What year are you in school?
I actually graduated last spring, and Andie is a junior. I studied animation, photography, movement, and art therapy.
What got you interested in photography?
I really liked it initially because it was easy. I think I was naturally inclined to use cameras, because drawing was more frustrating. I got disposable cameras as a kid, but it wasn’t until coming to Evergreen and seeing people working at Photoland that I got really serious about it. (Coomes still works in Photoland, as an Instructional Photography Technician.)
So, tell me about the project – you mentioned that it plays with the idea of fashion photography, and that you guys got started with a joke about how hard it was to take off a turtleneck.

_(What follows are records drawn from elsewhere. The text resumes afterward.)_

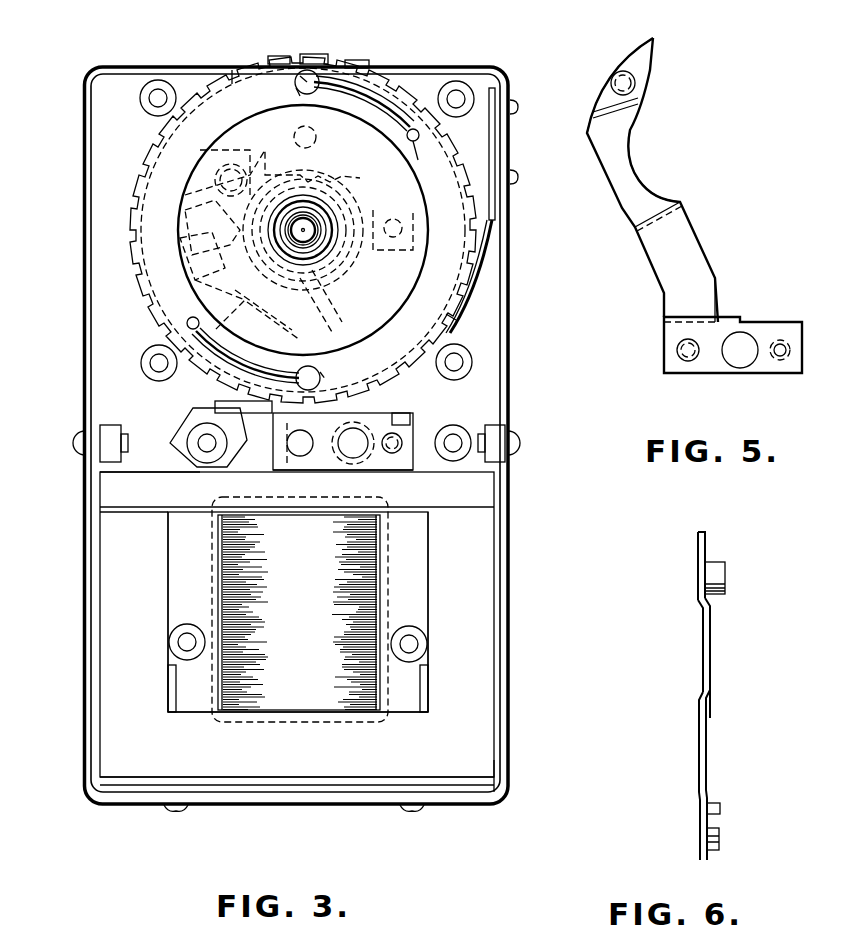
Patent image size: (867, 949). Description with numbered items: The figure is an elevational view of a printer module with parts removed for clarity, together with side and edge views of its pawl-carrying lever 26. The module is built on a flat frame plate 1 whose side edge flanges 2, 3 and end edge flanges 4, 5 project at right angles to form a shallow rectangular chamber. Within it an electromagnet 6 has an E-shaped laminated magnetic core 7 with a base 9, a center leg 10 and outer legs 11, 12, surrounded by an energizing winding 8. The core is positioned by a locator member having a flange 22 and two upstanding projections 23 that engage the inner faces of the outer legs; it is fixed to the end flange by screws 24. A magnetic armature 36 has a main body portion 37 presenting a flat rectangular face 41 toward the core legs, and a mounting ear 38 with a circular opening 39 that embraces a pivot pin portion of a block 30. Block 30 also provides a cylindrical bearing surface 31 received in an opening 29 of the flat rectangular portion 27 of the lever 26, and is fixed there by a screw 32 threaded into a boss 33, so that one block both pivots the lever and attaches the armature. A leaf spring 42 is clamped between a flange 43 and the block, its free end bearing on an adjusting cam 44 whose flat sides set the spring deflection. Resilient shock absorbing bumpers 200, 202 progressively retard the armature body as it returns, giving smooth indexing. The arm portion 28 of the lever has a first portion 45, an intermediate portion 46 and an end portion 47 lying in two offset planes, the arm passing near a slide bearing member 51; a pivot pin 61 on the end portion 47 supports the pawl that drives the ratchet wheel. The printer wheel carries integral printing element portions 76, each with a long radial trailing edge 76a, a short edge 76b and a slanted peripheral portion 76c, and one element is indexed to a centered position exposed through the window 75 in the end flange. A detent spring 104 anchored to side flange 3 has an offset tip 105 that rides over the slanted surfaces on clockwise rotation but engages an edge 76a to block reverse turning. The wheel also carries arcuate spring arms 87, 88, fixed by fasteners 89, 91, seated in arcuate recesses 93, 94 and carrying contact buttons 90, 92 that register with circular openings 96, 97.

In FIG. 3, the frame plate 1 is at (310, 371).
In FIG. 3, the side edge flange 2 is at (86, 441).
In FIG. 3, the side edge flange 3 is at (505, 439).
In FIG. 3, the end edge flange 4 is at (172, 68).
In FIG. 3, the end edge flange 5 is at (292, 806).
In FIG. 3, the electromagnet 6 is at (114, 754).
In FIG. 3, the magnetic core 7 is at (100, 728).
In FIG. 3, the energizing winding 8 is at (378, 688).
In FIG. 3, the base 9 is at (298, 739).
In FIG. 3, the center leg 10 is at (378, 515).
In FIG. 3, the outer leg 11 is at (144, 612).
In FIG. 3, the outer leg 12 is at (450, 612).
In FIG. 3, the flange 22 is at (486, 809).
In FIG. 3, the upstanding projections 23 is at (168, 690).
In FIG. 3, the screws 24 is at (172, 810).
In FIG. 5, the lever 26 is at (666, 388).
In FIG. 5, the flat rectangular portion 27 is at (668, 362).
In FIG. 6, the flat rectangular portion 27 is at (700, 822).
In FIG. 5, the arm portion 28 is at (714, 245).
In FIG. 5, the opening 29 is at (755, 344).
In FIG. 3, the block 30 is at (404, 470).
In FIG. 3, the cylindrical bearing surface 31 is at (360, 455).
In FIG. 3, the screw 32 is at (400, 441).
In FIG. 6, the boss 33 is at (721, 837).
In FIG. 3, the magnetic armature 36 is at (100, 492).
In FIG. 3, the main body portion 37 is at (150, 484).
In FIG. 3, the mounting ear 38 is at (286, 457).
In FIG. 3, the circular opening 39 is at (288, 441).
In FIG. 3, the flat rectangular face 41 is at (204, 512).
In FIG. 3, the leaf spring 42 is at (192, 414).
In FIG. 3, the flange 43 is at (383, 415).
In FIG. 6, the flange 43 is at (718, 808).
In FIG. 3, the adjusting cam 44 is at (176, 446).
In FIG. 3, the first portion 45 is at (308, 340).
In FIG. 5, the first portion 45 is at (714, 282).
In FIG. 6, the first portion 45 is at (699, 754).
In FIG. 3, the intermediate portion 46 is at (196, 215).
In FIG. 5, the intermediate portion 46 is at (636, 178).
In FIG. 6, the intermediate portion 46 is at (703, 647).
In FIG. 3, the end portion 47 is at (195, 195).
In FIG. 5, the end portion 47 is at (643, 84).
In FIG. 6, the end portion 47 is at (698, 552).
In FIG. 3, the slide bearing member 51 is at (186, 235).
In FIG. 5, the pivot pin 61 is at (618, 75).
In FIG. 6, the pivot pin 61 is at (725, 576).
In FIG. 3, the window 75 is at (240, 52).
In FIG. 3, the printing element portions 76 is at (308, 61).
In FIG. 3, the trailing edge 76a is at (362, 56).
In FIG. 3, the opposite edge 76b is at (298, 54).
In FIG. 3, the peripheral portion 76c is at (280, 56).
In FIG. 3, the spring arm 87 is at (362, 92).
In FIG. 3, the spring arm 88 is at (233, 351).
In FIG. 3, the fastener 89 is at (423, 156).
In FIG. 3, the contact button 90 is at (296, 81).
In FIG. 3, the fastener 91 is at (190, 318).
In FIG. 3, the contact button 92 is at (318, 373).
In FIG. 3, the arcuate recess 93 is at (366, 108).
In FIG. 3, the arcuate recess 94 is at (266, 359).
In FIG. 3, the circular opening 96 is at (296, 93).
In FIG. 3, the circular opening 97 is at (322, 385).
In FIG. 3, the detent spring 104 is at (500, 226).
In FIG. 3, the offset tip 105 is at (456, 320).
In FIG. 3, the shock absorbing bumper 200 is at (104, 426).
In FIG. 3, the shock absorbing bumper 202 is at (512, 430).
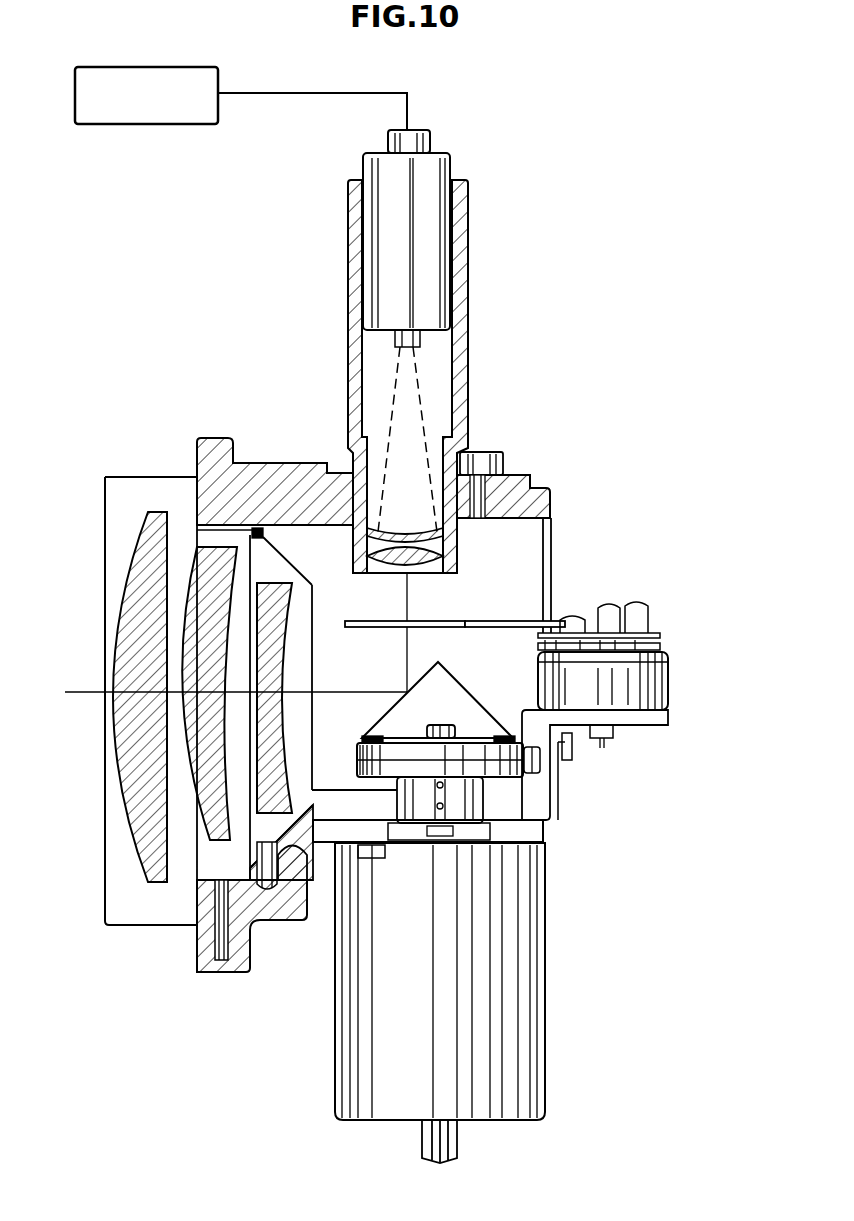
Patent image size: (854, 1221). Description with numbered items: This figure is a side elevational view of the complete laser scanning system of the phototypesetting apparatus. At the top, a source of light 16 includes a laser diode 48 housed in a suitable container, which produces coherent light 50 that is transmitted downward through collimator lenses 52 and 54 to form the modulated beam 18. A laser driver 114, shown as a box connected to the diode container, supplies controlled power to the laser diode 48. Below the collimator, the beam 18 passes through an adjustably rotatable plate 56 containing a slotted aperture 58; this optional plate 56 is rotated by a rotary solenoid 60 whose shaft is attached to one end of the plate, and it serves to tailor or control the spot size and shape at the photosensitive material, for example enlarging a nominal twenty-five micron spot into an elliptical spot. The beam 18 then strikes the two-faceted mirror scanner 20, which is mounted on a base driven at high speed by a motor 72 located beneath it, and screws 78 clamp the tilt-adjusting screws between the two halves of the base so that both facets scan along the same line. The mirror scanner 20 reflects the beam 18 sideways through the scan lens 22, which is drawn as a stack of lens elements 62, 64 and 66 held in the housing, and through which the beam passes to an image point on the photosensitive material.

The laser driver 114 is at (192, 125).
The laser diode 48 is at (448, 172).
The source of light 16 is at (468, 300).
The coherent light 50 is at (448, 392).
The modulated beam 18 is at (410, 600).
The collimator lens 52 is at (408, 530).
The collimator lens 54 is at (395, 572).
The adjustably rotatable plate 56 is at (513, 621).
The slotted aperture 58 is at (392, 629).
The mirror scanner 20 is at (452, 673).
The clamping screws 78 is at (440, 725).
The rotary solenoid 60 is at (668, 686).
The drive motor 72 is at (545, 912).
The lens 66 is at (146, 512).
The lens 64 is at (210, 558).
The lens 62 is at (283, 583).
The scan lens 22 is at (160, 1002).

Yeah, Andie has a specific eye for fashion, and is interested in alternative fashion. Before that I hasn’t looked at fashion too closely, so I was coming at it from a different perspective. (The Facebook event page described the series as “a tongue-in-cheek representation of fashion photography throughout the history of color film photography.”)
Are the prints in the series digital?
Three of them are (the yellow dress ones, and the foot-in-mouth one) but the rest were printed in the Photoland color darkroom.
All of the images are shot on film – what did you use?
We shot on Fujichrome Velvia and another type…all slide film.
What are your plans for new work/what are you looking forward to?
I’m interested in alternative chemical processes, taking digital collages, combining analog and digital art forms…even incorporating sketches and abstract drawings with representational photography.
Do you have any advice for other photographers/artists?
Do lots of research on other artists, and just get lost in the process of creating, almost like it’s a ritual.
You recently “started playing the Instagram game.” How do you view the intersection of analog art and social media? It’s a weird mix.
Yeah, I recently got an Instagram…people had been kind of pressuring me to get one and I was really against it for a while. I’ve been using it to kind of gauge interest even if only in a superficial way. It’s almost like a game…you give people hearts and they give you hearts. But you can’t say it’s not a prevalent tool in this day and age…it’s a weird thing to show mostly analog work in a digital space. I’ve mostly ended up networking with other people doing the same thing – there’s a weird connectedness there.